Many decisions in farming and gardening involve weighing up the pros and cons, and this even applies to netting. You’d think it would be a no-brainer—put on a net and save the fruit, right?
Well, this photo demonstrates one of the downsides, which becomes obvious when you take the drape nets off.
All the growing tips (or “leaders”) at the top of each limb have grown bent over. If they’ve been held down by the net for too long while they’re flexible and growing strongly, they may have permanently taken on that bent shape and won’t spring back to the vertical when the nets are removed.
It’s a great lesson in why it’s best to remove the nets as soon as you’ve picked the fruit, and while the trees still have leaves on them. Ant has taken this message on board, and usually manages to gets the nets off the trees in good time.
The poor bent tree is a 4 year old peach tree, which grew very and yielded a lovely crop of peaches the year this photo was taken. It was netted it in plenty of time to save the fruit from the birds, and what should have happened next was the removal of the nets.
But, things got busy, it never quite got to the top of the ‘to do’ list, and you can see the consequences.

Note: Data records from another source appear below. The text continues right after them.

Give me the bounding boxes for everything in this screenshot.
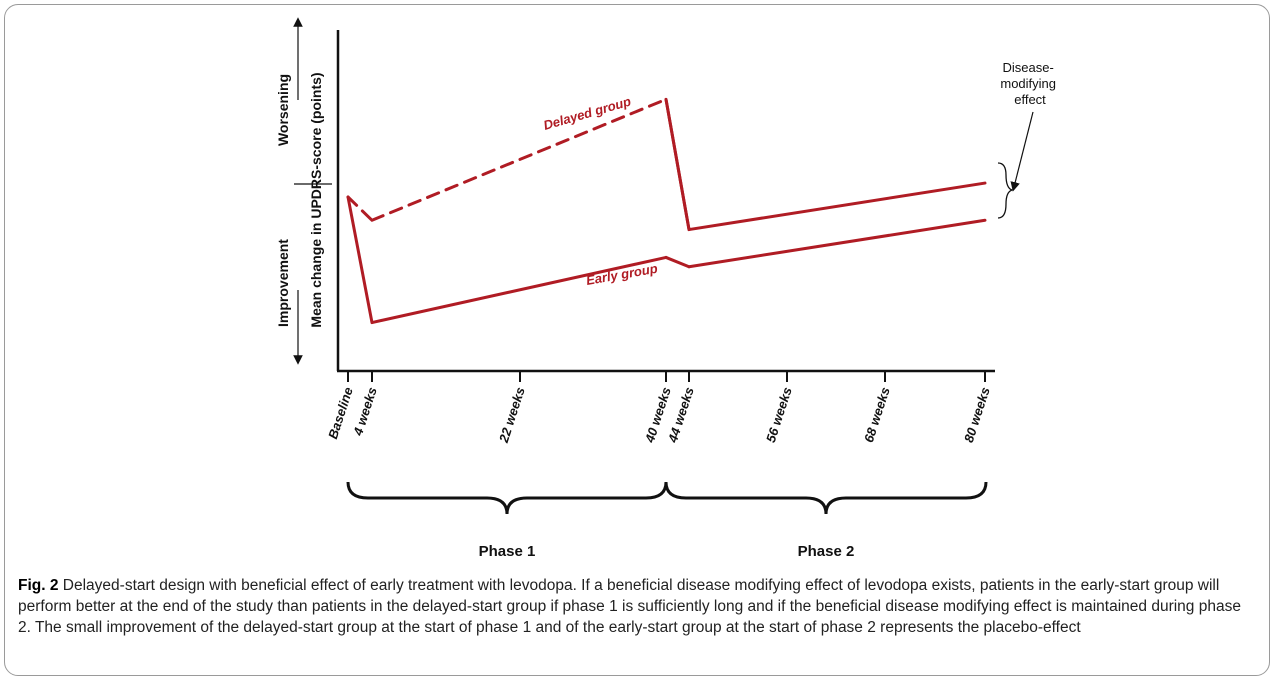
phase2-label: Phase 2: [798, 543, 855, 560]
effect-brace: [997, 162, 1015, 219]
worsening-label: Worsening: [275, 74, 291, 146]
x-tick-label: 56 weeks: [763, 385, 795, 444]
series-layer: [346, 97, 987, 325]
annot-line-2: modifying: [1000, 76, 1056, 91]
improvement-label: Improvement: [275, 239, 291, 327]
delayed-group-segment: [346, 195, 374, 222]
phase2-brace: [664, 481, 988, 515]
early-group-segment: [687, 218, 987, 269]
x-tick-label: 80 weeks: [961, 385, 993, 444]
early-group-label: Early group: [585, 261, 659, 288]
delayed-group-segment: [370, 97, 668, 222]
early-group-segment: [664, 255, 691, 269]
y-axis-label: Mean change in UPDRS-score (points): [308, 72, 324, 327]
caption-text: Delayed-start design with beneficial eff…: [18, 577, 1241, 636]
early-group-segment: [346, 195, 374, 325]
figure-caption: Fig. 2 Delayed-start design with benefic…: [18, 575, 1258, 638]
early-group-segment: [370, 255, 668, 325]
x-tick-label: 68 weeks: [861, 385, 893, 444]
phase1-label: Phase 1: [479, 543, 536, 560]
x-tick-label: 22 weeks: [496, 385, 528, 445]
phase1-brace: [346, 481, 668, 515]
delayed-group-label: Delayed group: [542, 94, 633, 133]
delayed-group-drop: [664, 97, 691, 232]
annot-line-1: Disease-: [1003, 60, 1054, 75]
annotation-arrow: [1010, 111, 1034, 192]
caption-label: Fig. 2: [18, 577, 59, 594]
annot-line-3: effect: [1014, 92, 1046, 107]
delayed-group-segment: [687, 181, 987, 232]
figure-diagram: Worsening Improvement Mean change in UPD…: [275, 17, 1059, 560]
disease-modifying-label: Disease- modifying effect: [1000, 60, 1059, 107]
figure-frame: [4, 4, 1270, 676]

However, all is not lost, and in fact the benefits definitely outweigh the cons. It’s actually not difficult to correct—a bit of careful pruning at the top of the limbs will usually remove most of the bend and this will help the limbs continue their growth in a mostly straight line next year.
It can also help to slow the growth of a vigorous tree, which will help it to settle down and produce fruit, rather than put all its energy into growth.
It’s also really interesting to note how easy it is to influence the way a tree grows, which can be particularly useful if you’re aiming for a particular shape of tree like an espalier, for example. It’s not difficult to encourage the tree to grow the way you want it to. Find out more about how to create espaliers, vases, and other fruit tree forms in Pruning by Numbers: A Guide to Pruning Deciduous Fruit Trees.
That’s the silver lining in this particular cloud!